Et le patriarche de se déchaîner : « Je n'arrive pas à regarder ce cadre (de portrait) vide. Je ne suis plus en mesure de supporter cela. Et c'est le cas de tous les gens qui viennent se plaindre de cette situation à Bkerké. Au nom du peuple, j'affirme que c'est une honte pour les Libanais que le pays reste sans président. C'est une violation de la Constitution. La séparation des pouvoirs implique qu'il doit exister un président, un gouvernement, un Parlement et une justice. J'espère que tous les Libanais et ceux qui sont derrière prendront conscience qu'il y a une grande violation de la Constitution. Nous nous vantons du Liban et de sa civilisation et nous n'avons même pas de président. Pire, on dirait que la question présidentielle est devenue taboue. »
(Lire aussi: A. Gemayel chez Deriane : Pour la présidentielle, la bénédiction du mufti d'abord)
« Au Liban, hélas, il n'y a pas de dépôt de candidature pour l'élection présidentielle. Je souhaite, après l'élection d'un président, que la première chose qui se fera soit de rendre obligatoire le dépôt de candidature pour le scrutin présidentiel comme c'est le cas pour les législatives et aussi d'amender la Constitution de façon à empêcher toute vacance à l'expiration des six années du mandat présidentiel, autrement dit de permettre au chef de l'État en place de continuer à exercer ses fonctions jusqu'à ce qu'un successeur lui soit élu », a-t-il préconisé.

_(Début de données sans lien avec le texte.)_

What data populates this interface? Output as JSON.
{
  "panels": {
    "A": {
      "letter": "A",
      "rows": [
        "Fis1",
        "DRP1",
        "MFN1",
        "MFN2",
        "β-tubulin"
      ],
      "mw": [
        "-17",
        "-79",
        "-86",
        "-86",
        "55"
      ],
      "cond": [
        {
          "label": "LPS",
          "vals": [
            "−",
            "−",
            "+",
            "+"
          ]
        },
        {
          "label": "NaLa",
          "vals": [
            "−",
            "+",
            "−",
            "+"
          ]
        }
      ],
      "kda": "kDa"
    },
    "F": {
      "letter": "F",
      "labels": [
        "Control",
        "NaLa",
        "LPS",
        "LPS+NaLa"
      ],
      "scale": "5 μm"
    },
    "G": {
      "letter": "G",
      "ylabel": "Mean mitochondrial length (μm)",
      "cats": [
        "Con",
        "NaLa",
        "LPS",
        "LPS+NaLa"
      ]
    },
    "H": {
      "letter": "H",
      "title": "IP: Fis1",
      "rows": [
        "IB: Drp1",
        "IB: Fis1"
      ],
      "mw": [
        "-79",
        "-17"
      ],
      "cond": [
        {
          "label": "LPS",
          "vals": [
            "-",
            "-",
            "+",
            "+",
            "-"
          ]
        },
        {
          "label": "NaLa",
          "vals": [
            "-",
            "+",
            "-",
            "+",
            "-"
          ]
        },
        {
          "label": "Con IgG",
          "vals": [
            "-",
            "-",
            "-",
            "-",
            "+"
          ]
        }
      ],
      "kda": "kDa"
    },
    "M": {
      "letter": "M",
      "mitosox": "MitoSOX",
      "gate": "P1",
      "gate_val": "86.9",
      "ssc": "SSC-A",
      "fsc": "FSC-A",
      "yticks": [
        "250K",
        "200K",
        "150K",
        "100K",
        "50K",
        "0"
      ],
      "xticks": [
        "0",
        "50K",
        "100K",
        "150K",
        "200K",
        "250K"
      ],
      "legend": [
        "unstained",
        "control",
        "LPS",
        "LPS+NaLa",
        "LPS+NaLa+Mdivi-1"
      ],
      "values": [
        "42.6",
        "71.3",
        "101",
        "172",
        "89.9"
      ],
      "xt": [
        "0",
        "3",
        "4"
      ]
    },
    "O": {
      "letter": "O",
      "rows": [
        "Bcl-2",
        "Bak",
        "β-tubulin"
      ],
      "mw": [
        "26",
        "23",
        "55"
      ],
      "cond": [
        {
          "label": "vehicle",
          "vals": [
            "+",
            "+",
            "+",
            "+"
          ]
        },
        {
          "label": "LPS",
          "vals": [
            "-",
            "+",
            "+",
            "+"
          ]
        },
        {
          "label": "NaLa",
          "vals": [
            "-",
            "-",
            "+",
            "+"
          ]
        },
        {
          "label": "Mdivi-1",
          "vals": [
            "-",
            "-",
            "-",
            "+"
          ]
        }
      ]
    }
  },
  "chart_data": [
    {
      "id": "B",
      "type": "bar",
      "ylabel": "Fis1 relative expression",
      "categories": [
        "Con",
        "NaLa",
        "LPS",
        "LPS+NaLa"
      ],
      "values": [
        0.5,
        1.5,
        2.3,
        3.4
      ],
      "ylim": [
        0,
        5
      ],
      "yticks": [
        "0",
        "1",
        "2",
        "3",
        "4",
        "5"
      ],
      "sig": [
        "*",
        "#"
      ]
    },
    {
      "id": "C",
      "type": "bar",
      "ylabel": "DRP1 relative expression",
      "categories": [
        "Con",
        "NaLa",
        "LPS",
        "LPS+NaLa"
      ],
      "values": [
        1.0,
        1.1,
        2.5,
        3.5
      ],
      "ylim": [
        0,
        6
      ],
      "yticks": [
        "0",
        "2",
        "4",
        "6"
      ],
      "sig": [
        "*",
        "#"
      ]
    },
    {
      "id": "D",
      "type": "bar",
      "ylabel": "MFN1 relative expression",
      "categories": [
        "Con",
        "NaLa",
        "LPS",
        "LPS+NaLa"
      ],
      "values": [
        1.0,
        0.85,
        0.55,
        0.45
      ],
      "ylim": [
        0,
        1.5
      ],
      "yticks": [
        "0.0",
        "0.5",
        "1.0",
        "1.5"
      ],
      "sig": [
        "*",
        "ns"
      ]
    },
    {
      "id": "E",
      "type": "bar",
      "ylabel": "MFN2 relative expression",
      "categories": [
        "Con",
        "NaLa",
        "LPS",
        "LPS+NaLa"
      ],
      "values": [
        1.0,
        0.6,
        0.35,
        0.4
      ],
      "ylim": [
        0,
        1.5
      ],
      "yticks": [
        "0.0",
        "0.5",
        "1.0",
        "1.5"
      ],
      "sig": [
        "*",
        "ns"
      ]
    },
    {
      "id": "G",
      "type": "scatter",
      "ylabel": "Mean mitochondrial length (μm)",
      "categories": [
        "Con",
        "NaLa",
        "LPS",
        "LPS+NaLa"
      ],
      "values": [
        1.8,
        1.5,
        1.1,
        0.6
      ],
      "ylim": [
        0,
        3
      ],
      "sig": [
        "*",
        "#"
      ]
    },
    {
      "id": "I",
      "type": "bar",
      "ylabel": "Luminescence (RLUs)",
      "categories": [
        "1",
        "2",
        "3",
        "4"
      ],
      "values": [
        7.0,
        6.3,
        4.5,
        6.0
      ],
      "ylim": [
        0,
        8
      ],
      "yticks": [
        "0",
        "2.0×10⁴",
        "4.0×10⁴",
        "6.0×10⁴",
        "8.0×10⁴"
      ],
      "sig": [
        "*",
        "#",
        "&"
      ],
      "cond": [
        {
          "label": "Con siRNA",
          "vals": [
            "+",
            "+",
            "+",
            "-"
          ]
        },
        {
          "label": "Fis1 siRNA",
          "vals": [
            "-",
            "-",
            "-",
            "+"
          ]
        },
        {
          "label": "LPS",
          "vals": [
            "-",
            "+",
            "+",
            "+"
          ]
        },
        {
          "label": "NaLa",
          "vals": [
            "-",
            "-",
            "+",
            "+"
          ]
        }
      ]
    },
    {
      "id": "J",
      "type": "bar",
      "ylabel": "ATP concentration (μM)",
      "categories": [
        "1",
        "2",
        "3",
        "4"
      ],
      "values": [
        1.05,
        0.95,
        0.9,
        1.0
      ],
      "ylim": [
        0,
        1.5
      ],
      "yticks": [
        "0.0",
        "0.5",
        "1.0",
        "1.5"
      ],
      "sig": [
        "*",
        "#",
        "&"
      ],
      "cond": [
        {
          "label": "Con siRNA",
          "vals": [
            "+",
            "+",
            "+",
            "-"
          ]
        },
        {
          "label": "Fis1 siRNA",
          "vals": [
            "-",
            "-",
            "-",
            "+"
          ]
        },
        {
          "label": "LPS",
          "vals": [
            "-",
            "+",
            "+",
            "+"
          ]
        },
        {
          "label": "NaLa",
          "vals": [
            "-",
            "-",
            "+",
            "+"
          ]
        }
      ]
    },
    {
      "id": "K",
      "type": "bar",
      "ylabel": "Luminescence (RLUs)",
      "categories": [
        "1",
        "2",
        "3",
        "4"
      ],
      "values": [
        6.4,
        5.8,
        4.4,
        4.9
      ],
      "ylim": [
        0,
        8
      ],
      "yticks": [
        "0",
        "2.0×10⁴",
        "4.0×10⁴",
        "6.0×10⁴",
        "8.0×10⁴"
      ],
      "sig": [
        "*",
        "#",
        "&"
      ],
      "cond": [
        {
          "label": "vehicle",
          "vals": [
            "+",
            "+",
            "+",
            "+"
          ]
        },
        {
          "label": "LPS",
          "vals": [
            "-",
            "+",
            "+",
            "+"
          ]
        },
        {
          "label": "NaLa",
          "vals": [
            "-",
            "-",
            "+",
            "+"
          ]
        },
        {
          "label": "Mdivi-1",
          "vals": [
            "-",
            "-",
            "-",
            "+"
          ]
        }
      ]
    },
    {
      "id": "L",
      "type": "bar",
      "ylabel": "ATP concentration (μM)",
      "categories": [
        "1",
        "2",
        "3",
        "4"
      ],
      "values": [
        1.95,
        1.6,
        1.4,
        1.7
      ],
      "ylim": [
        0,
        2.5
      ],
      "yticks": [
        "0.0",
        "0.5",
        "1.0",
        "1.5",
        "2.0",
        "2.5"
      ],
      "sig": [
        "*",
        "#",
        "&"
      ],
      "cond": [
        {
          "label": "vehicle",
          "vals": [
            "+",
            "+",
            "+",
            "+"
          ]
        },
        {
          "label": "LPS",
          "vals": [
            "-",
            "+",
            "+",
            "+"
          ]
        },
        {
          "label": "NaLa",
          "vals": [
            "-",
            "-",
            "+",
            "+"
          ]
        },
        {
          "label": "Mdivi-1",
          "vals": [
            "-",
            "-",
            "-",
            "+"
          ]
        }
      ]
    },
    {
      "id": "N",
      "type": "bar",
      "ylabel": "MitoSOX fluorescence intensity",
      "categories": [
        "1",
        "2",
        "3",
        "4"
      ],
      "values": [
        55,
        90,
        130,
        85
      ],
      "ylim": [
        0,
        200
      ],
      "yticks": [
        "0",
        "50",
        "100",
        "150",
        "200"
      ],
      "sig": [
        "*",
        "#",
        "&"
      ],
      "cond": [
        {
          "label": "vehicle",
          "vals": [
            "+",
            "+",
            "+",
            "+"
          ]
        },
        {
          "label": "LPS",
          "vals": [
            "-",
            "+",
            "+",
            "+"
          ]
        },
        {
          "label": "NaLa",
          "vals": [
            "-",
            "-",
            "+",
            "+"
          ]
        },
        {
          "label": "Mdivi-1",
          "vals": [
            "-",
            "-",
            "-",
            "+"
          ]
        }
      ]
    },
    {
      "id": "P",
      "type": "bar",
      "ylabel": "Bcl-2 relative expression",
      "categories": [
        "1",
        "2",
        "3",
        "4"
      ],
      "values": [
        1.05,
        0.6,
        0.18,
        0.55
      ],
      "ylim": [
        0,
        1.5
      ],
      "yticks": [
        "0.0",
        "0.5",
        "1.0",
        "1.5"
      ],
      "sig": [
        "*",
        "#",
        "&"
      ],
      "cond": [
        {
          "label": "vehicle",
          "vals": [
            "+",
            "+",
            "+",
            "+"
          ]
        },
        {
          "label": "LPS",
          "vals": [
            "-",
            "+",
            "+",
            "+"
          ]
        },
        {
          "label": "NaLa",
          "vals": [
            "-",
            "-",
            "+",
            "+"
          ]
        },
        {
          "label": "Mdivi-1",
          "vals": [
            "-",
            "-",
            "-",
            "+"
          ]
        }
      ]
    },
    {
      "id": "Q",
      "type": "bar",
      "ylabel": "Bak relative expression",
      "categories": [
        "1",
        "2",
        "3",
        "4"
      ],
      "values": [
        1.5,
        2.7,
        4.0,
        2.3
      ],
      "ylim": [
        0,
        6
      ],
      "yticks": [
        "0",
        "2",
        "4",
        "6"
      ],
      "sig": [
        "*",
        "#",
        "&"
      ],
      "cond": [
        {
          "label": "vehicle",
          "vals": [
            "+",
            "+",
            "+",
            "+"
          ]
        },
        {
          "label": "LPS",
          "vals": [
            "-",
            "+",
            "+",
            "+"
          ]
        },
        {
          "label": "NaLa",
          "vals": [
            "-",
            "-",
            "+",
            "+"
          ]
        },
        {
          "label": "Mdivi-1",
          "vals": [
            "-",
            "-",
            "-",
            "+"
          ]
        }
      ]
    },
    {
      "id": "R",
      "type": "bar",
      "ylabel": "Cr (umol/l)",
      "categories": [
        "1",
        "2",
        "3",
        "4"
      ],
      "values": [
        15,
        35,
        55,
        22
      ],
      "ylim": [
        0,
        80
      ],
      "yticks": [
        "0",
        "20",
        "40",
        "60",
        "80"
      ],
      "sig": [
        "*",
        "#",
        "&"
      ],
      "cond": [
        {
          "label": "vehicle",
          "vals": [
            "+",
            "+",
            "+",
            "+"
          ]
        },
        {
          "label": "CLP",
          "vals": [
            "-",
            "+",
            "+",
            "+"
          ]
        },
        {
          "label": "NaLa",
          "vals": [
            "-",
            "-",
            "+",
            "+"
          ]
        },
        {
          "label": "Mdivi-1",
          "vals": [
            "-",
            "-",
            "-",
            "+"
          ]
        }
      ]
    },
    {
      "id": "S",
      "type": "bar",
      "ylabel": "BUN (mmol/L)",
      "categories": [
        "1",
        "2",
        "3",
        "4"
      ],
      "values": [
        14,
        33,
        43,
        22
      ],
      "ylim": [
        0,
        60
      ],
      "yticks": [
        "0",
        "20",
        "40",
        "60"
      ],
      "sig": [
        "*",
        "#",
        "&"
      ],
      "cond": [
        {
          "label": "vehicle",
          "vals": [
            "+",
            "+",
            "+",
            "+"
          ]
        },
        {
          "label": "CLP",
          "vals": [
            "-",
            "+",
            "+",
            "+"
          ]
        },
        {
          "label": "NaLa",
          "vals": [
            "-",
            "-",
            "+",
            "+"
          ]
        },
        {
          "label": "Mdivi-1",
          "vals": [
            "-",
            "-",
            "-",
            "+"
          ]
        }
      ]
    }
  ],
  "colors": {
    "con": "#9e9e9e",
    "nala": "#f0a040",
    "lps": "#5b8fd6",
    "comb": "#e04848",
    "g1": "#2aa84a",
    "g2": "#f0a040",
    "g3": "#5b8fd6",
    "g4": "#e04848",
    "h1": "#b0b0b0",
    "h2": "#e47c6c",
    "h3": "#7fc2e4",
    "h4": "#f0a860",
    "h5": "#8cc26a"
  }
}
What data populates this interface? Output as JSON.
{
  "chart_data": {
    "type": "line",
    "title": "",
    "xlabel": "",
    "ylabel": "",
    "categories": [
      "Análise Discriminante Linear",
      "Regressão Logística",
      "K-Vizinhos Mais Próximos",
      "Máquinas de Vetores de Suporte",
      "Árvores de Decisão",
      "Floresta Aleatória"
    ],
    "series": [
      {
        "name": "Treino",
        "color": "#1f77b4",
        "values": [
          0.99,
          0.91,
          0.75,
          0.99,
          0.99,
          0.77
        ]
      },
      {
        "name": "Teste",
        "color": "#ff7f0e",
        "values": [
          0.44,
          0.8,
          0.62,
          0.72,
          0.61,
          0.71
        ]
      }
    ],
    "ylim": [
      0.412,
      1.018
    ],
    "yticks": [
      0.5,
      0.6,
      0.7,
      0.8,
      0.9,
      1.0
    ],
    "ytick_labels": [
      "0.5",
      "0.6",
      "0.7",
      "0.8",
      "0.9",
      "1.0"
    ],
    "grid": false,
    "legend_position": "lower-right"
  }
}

Et de poursuivre : « La Chambre doit faire son devoir. Il n'y a pas de place pour une théorie qui voudrait qu'il y ait un accord sur un président parce qu'il n'y a pas de candidature. Lors des opérations de vote, on peut essayer une, deux ou trois fois et puis, s'il est impossible d'avoir un président par voie de vote, on peut parler alors de compromis. C'est à ce moment-là qu'on appellerait à un accord. Mais dire que les chrétiens, et les maronites en particulier, devraient d'abord s'entendre, cela est contraire à la Constitution et puis nul n'a le droit de classifier les gens qui se présentent ou qui ne se présentent pas. Quant à prétendre qu'il faut un accord avant le vote, c'est une grande hérésie. »
Insistant encore une fois sur la candidature obligatoire, le patriarche a appelé à « mettre fin à cette mascarade » de l'impasse présidentielle et assuré que Bkerké n'avait aucun candidat.